The author’s assumes that coal, steam power and textiles were fundamental to the
industrial revolution in Britain and has less to say about other industries and Britain’s
long early modern economic development before steam power and textiles became such a
large part of the economy. He argues that the shortage of wood in Britain led it to develop
its easily accessible and abundant coal supplies and this switch from an organic to a
mineral based energy source was not only more efficient, but led to the development of
steam power, which was developed initially primarily to drain mines. He explains that the
British state was crucial in keeping the domestic price of coal relatively low through such
devices as export taxes, encouraging infrastructure for its transportation, and providing
legal and economic incentives for its exploitation. In addition to the fact that Asian coal
was not located as conveniently to population and production centers as in Britain, he
explains why the Chinese and Japanese did not emphasize the development of
underground coalmines to solve their energy problems.

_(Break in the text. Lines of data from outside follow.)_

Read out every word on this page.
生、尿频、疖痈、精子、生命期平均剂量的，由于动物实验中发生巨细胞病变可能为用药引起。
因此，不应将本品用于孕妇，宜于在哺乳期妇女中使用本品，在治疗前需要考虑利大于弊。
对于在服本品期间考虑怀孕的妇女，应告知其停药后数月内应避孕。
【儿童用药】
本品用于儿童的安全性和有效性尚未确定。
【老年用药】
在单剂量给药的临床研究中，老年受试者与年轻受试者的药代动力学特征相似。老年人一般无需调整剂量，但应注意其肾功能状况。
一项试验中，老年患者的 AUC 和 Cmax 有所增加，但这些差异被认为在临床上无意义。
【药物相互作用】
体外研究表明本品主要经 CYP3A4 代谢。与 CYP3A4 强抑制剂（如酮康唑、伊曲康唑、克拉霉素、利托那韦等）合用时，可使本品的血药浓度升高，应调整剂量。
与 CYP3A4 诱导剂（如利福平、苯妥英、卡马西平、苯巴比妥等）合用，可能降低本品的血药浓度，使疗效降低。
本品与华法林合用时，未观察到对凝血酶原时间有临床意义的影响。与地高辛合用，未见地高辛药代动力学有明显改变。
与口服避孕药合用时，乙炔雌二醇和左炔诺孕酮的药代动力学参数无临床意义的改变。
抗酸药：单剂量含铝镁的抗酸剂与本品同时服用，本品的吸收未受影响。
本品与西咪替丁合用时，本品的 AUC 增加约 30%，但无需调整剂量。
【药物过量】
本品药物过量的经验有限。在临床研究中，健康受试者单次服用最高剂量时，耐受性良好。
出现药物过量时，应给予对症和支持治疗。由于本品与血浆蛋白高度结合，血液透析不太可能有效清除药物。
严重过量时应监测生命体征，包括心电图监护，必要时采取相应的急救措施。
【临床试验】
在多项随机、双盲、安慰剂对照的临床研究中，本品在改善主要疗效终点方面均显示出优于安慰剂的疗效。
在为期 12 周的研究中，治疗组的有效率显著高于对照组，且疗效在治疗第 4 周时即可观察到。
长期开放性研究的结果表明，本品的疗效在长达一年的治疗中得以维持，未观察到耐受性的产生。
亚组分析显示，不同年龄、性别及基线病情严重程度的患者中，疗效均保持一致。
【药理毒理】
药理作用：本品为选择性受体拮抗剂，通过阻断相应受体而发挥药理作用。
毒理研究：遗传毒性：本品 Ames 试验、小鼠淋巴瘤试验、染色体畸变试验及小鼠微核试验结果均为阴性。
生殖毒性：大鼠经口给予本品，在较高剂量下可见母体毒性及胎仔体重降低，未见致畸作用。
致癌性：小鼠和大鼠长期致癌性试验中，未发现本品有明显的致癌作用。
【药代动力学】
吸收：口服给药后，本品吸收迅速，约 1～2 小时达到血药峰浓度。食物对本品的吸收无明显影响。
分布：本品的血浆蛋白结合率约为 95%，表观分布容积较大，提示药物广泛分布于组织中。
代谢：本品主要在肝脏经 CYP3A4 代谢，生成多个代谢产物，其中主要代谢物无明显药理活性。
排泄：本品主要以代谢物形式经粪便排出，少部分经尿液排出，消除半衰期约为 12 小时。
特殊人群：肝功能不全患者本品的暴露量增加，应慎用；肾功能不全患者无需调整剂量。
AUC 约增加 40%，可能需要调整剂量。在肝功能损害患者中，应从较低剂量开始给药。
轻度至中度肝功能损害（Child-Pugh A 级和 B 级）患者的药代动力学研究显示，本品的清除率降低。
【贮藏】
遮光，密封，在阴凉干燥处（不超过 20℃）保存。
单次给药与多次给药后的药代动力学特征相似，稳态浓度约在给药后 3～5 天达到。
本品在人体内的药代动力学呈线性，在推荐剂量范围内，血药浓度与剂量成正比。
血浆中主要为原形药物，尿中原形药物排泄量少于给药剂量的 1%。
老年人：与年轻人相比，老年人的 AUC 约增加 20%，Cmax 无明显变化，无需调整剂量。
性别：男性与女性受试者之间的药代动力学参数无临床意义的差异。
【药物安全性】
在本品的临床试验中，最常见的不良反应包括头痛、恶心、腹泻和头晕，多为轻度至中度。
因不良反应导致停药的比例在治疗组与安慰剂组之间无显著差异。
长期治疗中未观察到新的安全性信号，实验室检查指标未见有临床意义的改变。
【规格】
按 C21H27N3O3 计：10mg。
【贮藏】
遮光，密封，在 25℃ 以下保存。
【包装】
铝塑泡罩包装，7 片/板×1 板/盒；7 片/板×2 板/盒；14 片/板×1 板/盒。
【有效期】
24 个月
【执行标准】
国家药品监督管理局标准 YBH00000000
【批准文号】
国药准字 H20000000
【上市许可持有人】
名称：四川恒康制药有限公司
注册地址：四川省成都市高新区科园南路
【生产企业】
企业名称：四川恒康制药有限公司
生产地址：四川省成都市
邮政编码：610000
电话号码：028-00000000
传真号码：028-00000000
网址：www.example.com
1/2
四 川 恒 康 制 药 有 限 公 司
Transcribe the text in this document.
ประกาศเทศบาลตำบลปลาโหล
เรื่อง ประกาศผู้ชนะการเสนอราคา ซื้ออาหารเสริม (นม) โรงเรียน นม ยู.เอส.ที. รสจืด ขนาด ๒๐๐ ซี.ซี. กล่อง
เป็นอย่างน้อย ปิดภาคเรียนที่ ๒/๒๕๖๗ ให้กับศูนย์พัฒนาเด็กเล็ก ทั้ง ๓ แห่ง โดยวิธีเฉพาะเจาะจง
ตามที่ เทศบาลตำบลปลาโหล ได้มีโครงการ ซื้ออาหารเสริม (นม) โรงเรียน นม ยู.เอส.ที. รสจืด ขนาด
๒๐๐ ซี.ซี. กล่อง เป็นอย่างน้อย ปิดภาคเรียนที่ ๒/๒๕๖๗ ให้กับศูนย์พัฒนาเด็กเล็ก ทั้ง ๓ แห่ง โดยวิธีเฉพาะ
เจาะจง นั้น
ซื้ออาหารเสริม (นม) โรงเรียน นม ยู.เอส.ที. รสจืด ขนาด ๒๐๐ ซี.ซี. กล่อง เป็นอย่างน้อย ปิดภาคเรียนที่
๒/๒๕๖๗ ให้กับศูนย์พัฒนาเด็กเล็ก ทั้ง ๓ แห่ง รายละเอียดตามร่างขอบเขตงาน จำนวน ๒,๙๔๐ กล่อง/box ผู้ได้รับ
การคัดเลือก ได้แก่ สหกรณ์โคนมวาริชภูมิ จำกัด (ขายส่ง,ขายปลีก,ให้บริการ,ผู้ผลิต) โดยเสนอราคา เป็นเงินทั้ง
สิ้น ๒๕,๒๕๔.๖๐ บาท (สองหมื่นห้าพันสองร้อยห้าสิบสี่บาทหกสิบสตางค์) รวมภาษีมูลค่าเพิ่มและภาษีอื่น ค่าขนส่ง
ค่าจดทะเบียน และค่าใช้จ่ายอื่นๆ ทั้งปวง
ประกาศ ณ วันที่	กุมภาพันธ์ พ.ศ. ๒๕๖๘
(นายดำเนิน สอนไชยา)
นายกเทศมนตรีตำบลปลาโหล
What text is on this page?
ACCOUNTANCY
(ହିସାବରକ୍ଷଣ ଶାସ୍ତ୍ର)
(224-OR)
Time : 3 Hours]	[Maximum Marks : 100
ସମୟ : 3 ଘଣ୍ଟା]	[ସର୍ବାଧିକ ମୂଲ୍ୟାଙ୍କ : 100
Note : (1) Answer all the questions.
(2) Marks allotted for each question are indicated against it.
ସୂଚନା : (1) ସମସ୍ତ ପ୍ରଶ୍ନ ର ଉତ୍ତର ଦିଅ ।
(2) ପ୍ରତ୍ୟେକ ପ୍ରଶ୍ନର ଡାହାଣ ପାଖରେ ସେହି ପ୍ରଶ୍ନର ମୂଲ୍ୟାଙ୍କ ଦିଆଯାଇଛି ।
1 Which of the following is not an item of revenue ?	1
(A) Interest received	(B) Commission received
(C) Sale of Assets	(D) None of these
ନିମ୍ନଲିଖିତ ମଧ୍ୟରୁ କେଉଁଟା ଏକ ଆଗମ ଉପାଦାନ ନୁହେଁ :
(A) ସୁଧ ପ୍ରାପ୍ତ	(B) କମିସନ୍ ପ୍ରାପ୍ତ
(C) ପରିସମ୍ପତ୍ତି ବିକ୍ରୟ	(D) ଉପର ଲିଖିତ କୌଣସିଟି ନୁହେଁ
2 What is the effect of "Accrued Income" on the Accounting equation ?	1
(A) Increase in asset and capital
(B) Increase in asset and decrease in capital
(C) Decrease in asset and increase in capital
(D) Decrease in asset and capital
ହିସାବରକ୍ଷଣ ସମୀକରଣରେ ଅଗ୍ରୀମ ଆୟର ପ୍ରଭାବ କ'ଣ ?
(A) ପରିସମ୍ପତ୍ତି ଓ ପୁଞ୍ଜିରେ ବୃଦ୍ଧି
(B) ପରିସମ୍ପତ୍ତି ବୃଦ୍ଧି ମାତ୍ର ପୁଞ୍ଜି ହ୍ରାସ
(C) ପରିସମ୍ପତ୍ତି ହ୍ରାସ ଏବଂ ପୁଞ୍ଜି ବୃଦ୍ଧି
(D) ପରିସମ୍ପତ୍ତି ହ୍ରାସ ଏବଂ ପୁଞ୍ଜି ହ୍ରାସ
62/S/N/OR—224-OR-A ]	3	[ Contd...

Parthasarathi argues that Britain’s
international trade system became heavily dependent upon textiles in the eighteenth
century and had to face the fact that India was the most important ad innovative textile
producer in the world at the time. He suggests that the Britain developed its own textile
industry by learning from India, especially in cotton, and that the state made possible
British dominance in the industry by first protecting it as an infant industry, and then by
aiding the manufacturers to discipline the labor force that worked in the new textile
factories. He goes on to argue that the protection of this industry also led to a diffusion of
skills, technology, and factory organization to other industries, Moreover, the British
state also aided the development of other industries, such as iron, through mercantilist
measures. For Parthasarathi the contrast between the British state’s active role in
promoting industry with the failure of the Mughal Empire to protect its important textile
industry is central to his argument. Parthasarathi concludes that when the British textile
industry became highly competitive during the nineteenth century, Britain adopted free
trade while at the same time it systematically subjugated the Indian econ0my to prevent
its industrialization. The book’s thesis is controversial but it is a well-written contribution
to the Great Divergence debate and it places Indian data at the center of the debate.